Thursday, July 13, 2017

Learning as Self-Hacking

Anyone with a functioning hand and arm can learn to play a song perfectly at the piano. This song is the song consisting of just one note. By pressing the key and then releasing it, you have played this song, perfectly. When learning a composition at the piano, it can seem impossible to play without mistakes. A complex song is really built out of many simple songs, or notes. The key to true mastery is to master the elements and then the combinations of the elements, and so on, until you have a finished masterpiece.

An important lesson in mastering the game of chess is learning to play objectively. Objective play is dispassionate play - if your position is inferior, you should have no difficulty in assessing how and why this is the case. It should not affect you emotionally - such as feelings of disappointment or discouragement - any more than a superior position should affect you emotionally - such as feelings of excitement or exultation. The problem of non-objectivity arises from confusing the game itself (chess-as-such) with performance at the chessboard. Ideal performance over the board arises from a thorough understanding of the game and a thorough understanding of the game arises from objective play (dispassionate play).
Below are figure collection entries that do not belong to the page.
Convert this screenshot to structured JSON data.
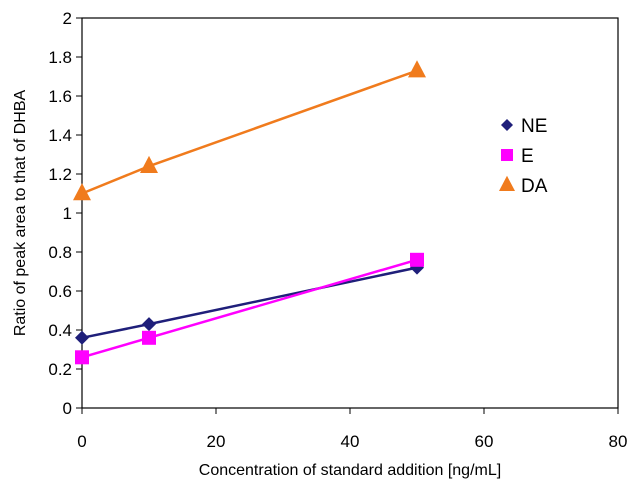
{
  "chart_data": {
    "type": "line",
    "title": "",
    "xlabel": "Concentration of standard addition  [ng/mL]",
    "ylabel": "Ratio of peak area to that of DHBA",
    "xlim": [
      0,
      80
    ],
    "ylim": [
      0,
      2
    ],
    "x_ticks": [
      "0",
      "20",
      "40",
      "60",
      "80"
    ],
    "y_ticks": [
      "0",
      "0.2",
      "0.4",
      "0.6",
      "0.8",
      "1",
      "1.2",
      "1.4",
      "1.6",
      "1.8",
      "2"
    ],
    "grid": false,
    "legend_position": "right",
    "series": [
      {
        "name": "NE",
        "marker": "diamond",
        "color": "#1f1f7a",
        "x": [
          0,
          10,
          50
        ],
        "y": [
          0.36,
          0.43,
          0.72
        ]
      },
      {
        "name": "E",
        "marker": "square",
        "color": "#ff00ff",
        "x": [
          0,
          10,
          50
        ],
        "y": [
          0.26,
          0.36,
          0.76
        ]
      },
      {
        "name": "DA",
        "marker": "triangle",
        "color": "#f07b1d",
        "x": [
          0,
          10,
          50
        ],
        "y": [
          1.1,
          1.24,
          1.73
        ]
      }
    ]
  }
}
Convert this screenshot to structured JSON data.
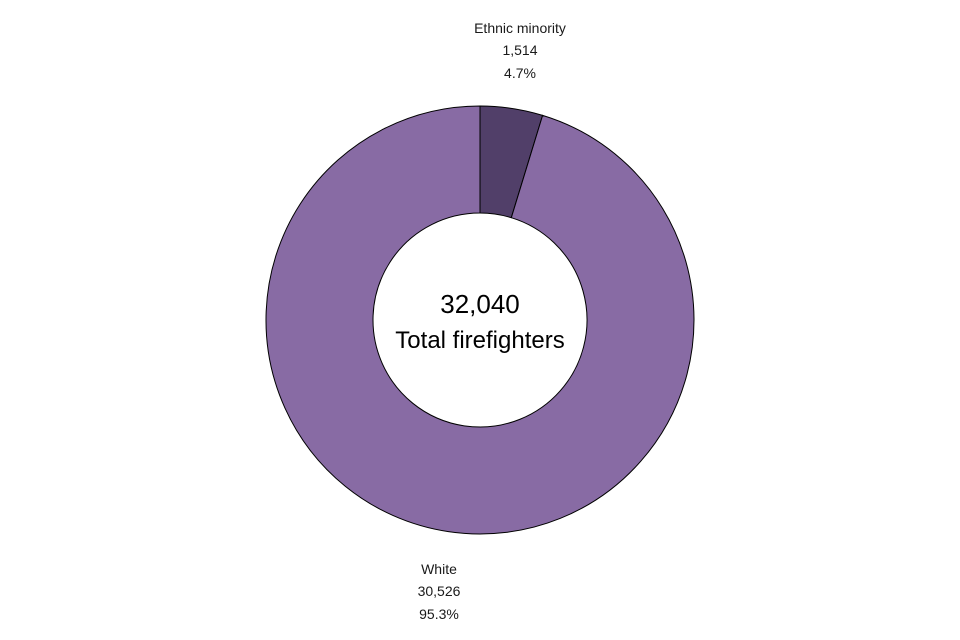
{
  "chart_data": {
    "type": "pie",
    "style": "donut",
    "center": {
      "total": "32,040",
      "caption": "Total firefighters"
    },
    "slices": [
      {
        "label": "Ethnic minority",
        "value": 1514,
        "value_text": "1,514",
        "percent_text": "4.7%",
        "color": "#513f69"
      },
      {
        "label": "White",
        "value": 30526,
        "value_text": "30,526",
        "percent_text": "95.3%",
        "color": "#886ba4"
      }
    ]
  }
}
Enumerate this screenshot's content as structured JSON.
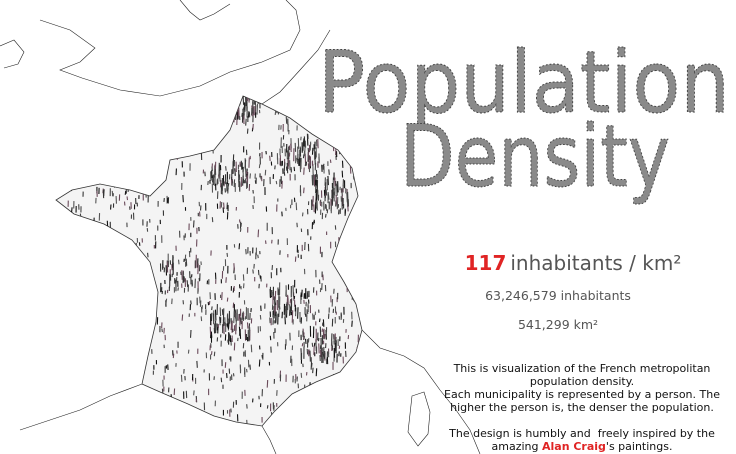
{
  "title": {
    "line1": "Population",
    "line2": "Density"
  },
  "stats": {
    "density_value": 117,
    "density_unit": "inhabitants / km²",
    "population": "63,246,579 inhabitants",
    "area": "541,299 km²"
  },
  "description": {
    "paragraph1": [
      "This is visualization of the French metropolitan",
      "population density.",
      "Each municipality is represented by a person. The",
      "higher the person is, the denser the population."
    ],
    "paragraph2": {
      "line1": "The design is humbly and  freely inspired by the",
      "line2_before": "amazing ",
      "artist": "Alan Craig",
      "line2_after": "'s paintings."
    }
  }
}
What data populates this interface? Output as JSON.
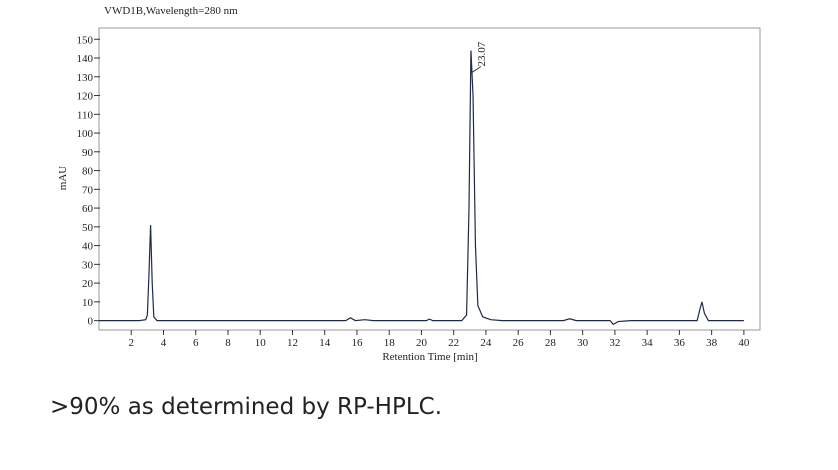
{
  "chart_data": {
    "type": "line",
    "title": "VWD1B,Wavelength=280 nm",
    "y_label": "mAU",
    "x_label": "Retention Time [min]",
    "x": [
      0,
      2.5,
      2.9,
      3.0,
      3.1,
      3.2,
      3.3,
      3.4,
      3.6,
      6,
      15.3,
      15.6,
      15.9,
      16.5,
      17,
      20.3,
      20.5,
      20.7,
      22.5,
      22.8,
      22.95,
      23.07,
      23.2,
      23.35,
      23.5,
      23.8,
      24.3,
      25,
      28.8,
      29.2,
      29.6,
      31.7,
      31.9,
      32.2,
      33,
      37.1,
      37.3,
      37.4,
      37.55,
      37.8,
      40
    ],
    "values": [
      0,
      0,
      0.5,
      3,
      25,
      51,
      20,
      2,
      0,
      0,
      0,
      1.5,
      0,
      0.5,
      0,
      0,
      0.8,
      0,
      0,
      3,
      60,
      144,
      120,
      40,
      8,
      2,
      0.5,
      0,
      0,
      1,
      0,
      0,
      -2,
      -0.5,
      0,
      0,
      7,
      10,
      4,
      0,
      0
    ],
    "color": "#1f2a4a",
    "xlim": [
      0,
      41
    ],
    "ylim": [
      -5,
      156
    ],
    "xticks": [
      2,
      4,
      6,
      8,
      10,
      12,
      14,
      16,
      18,
      20,
      22,
      24,
      26,
      28,
      30,
      32,
      34,
      36,
      38,
      40
    ],
    "yticks": [
      0,
      10,
      20,
      30,
      40,
      50,
      60,
      70,
      80,
      90,
      100,
      110,
      120,
      130,
      140,
      150
    ],
    "annotations": [
      {
        "text": "23.07",
        "x": 23.07
      }
    ]
  },
  "caption": ">90% as determined by RP-HPLC."
}
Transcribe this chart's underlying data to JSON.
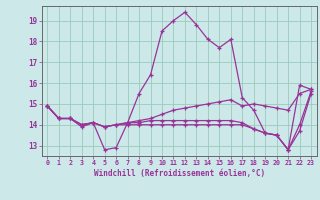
{
  "xlabel": "Windchill (Refroidissement éolien,°C)",
  "bg_color": "#cce8e8",
  "grid_color": "#99ccbb",
  "line_color": "#993399",
  "spine_color": "#666666",
  "xlim": [
    -0.5,
    23.5
  ],
  "ylim": [
    12.5,
    19.7
  ],
  "yticks": [
    13,
    14,
    15,
    16,
    17,
    18,
    19
  ],
  "xticks": [
    0,
    1,
    2,
    3,
    4,
    5,
    6,
    7,
    8,
    9,
    10,
    11,
    12,
    13,
    14,
    15,
    16,
    17,
    18,
    19,
    20,
    21,
    22,
    23
  ],
  "series": [
    [
      14.9,
      14.3,
      14.3,
      13.9,
      14.1,
      12.8,
      12.9,
      14.1,
      15.5,
      16.4,
      18.5,
      19.0,
      19.4,
      18.8,
      18.1,
      17.7,
      18.1,
      15.3,
      14.7,
      13.6,
      13.5,
      12.8,
      15.9,
      15.7
    ],
    [
      14.9,
      14.3,
      14.3,
      14.0,
      14.1,
      13.9,
      14.0,
      14.1,
      14.2,
      14.3,
      14.5,
      14.7,
      14.8,
      14.9,
      15.0,
      15.1,
      15.2,
      14.9,
      15.0,
      14.9,
      14.8,
      14.7,
      15.5,
      15.7
    ],
    [
      14.9,
      14.3,
      14.3,
      14.0,
      14.1,
      13.9,
      14.0,
      14.1,
      14.1,
      14.2,
      14.2,
      14.2,
      14.2,
      14.2,
      14.2,
      14.2,
      14.2,
      14.1,
      13.8,
      13.6,
      13.5,
      12.8,
      14.0,
      15.6
    ],
    [
      14.9,
      14.3,
      14.3,
      14.0,
      14.1,
      13.9,
      14.0,
      14.0,
      14.0,
      14.0,
      14.0,
      14.0,
      14.0,
      14.0,
      14.0,
      14.0,
      14.0,
      14.0,
      13.8,
      13.6,
      13.5,
      12.8,
      13.7,
      15.5
    ]
  ]
}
These principles apply to learning-as-such. A perfect day is made of perfect hours, which are made of perfect minutes, and so on. "Perfect", in this context, is a relative term - perfect with respect to some aim or end (such as learning). The key to success in general is objectivity - your flaws (inferior positions) should not affect you emotionally, any more than your strengths should. When you objectively assess yourself, you will be able to eliminate your flaws and reinforce your strengths. While you will always be affected by life-as-such, you will be best prepared in how you respond to it only when you have the ability to assess life's problems objectively.

These principles - learning from elements and objectivity in learning - seem so obvious as to barely deserve explanation. After all, who tries to write a word before they have learned to write letters? But the application of these principles to real learning has non-obvious implications and learning these implications requires non-trivial effort. After learning all the elements of chess strategy and playing these elements out for years, it required several revolutions in my own strategic thinking before I felt I had really begun to grasp what chess strategy is really about. The same thing is true for playing at the piano. I am no professional pianist but I can confidently say that I understand the overall process underlying how a professional pianist does what he or she does. This required several revolutions in my play at the piano long after I had mastered the elements of playing.
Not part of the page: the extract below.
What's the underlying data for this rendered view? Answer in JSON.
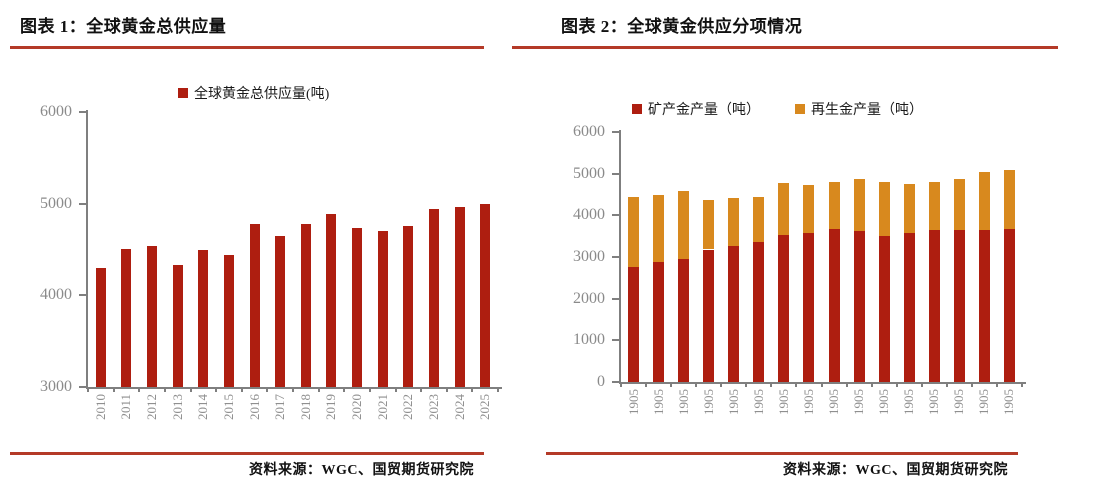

Rather than attempting to give an inventory of learning principles - there are many more than just these two, and just as important - the lesson I want to draw here is that learning is a kind of "self-hacking". I mean "hacking" in the sense of a computer hacker who is trying to get a piece of equipment to do what he wants it to do. The hacker is different from the engineer because the hacker can only see the equipment he is operating on as a "black box" - he cannot see what is inside of it, as the engineer can ("white box"). While I know my own thoughts, I do not exhaustively know the basis of my thoughts - my thinking and behavior is, in sum, a black box even to me. Learning is not self-engineering, it is self-hacking. In self-hacking, I approach my own behavior and thinking as a tangled rat's nest of wires that have no discernible purpose to me. But I don't care about understanding the rat's nest, all I care about is getting the results (outputs) I am looking for - improving my chess game, improving my performance at the piano, and so on.
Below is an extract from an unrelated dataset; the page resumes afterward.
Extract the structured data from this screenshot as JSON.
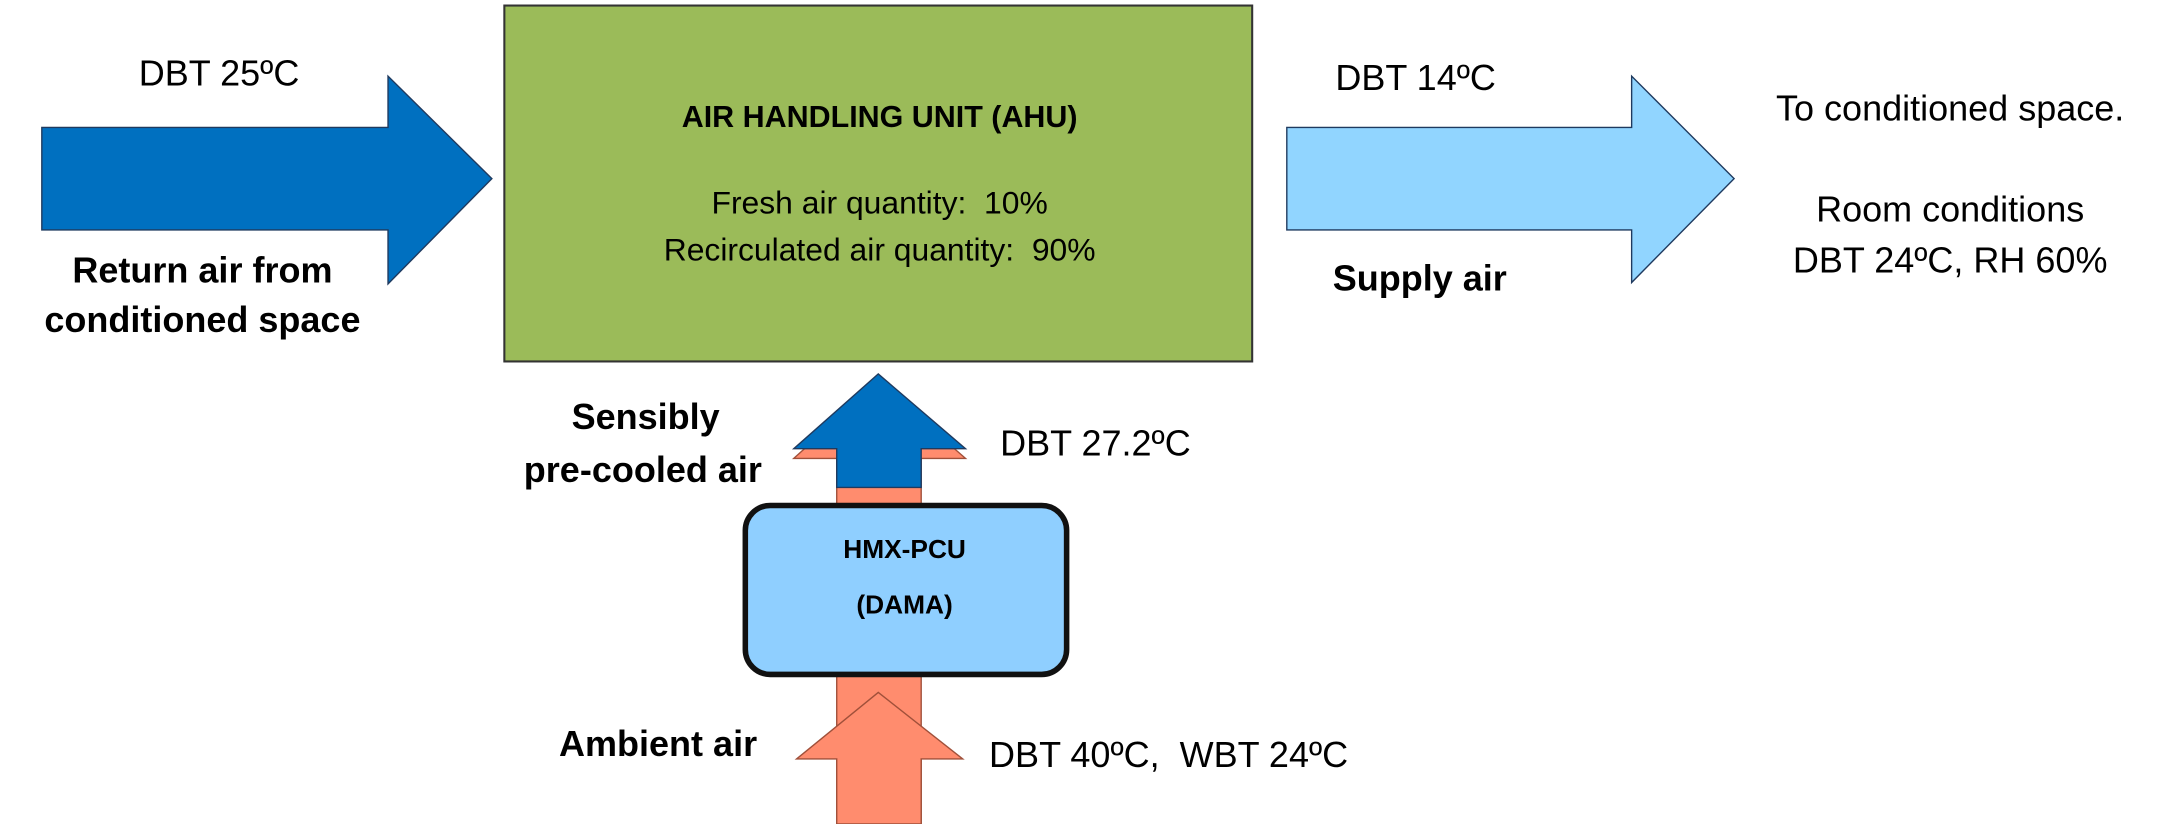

Hacking myself means doing whatever it takes to get the results I want. As an example of a "hack", I will place a very important note on top of my identification badge when I go to bed so that when I go to pick up my badge in the morning (which I am unlikely to forget), I will also see the note and remember the important thing I needed to do, as well. This is a "hack" because it is based on the assumption that my behavior will be non-ideal - that I will forget not only the important thing I needed to do, but also the note I wrote to remind myself of the important thing I needed to do. I am working around cascading failures in my own behavior and thinking to kludge together a desired outcome.

The most difficult aspect of hacking has to do with one's blind spots. Blind spots do not arise from any failure in one's analytical ability (intelligence) but, rather, from character problems - immaturity. In order to hack my forgetfulness, I first have to have the courage - maturity - to acknowledge the objective reality of just how forgetful I am and just how large the consequences of forgetfulness can be. It is as though I have to hack my hacks - in the process of trying to get my behavior patterns to conform to my requirements, I have to hack the very process of hacking itself. This condition arises from the fact that even while learning - overcoming my imperfections in whatever dimension - I am still beset by imperfections.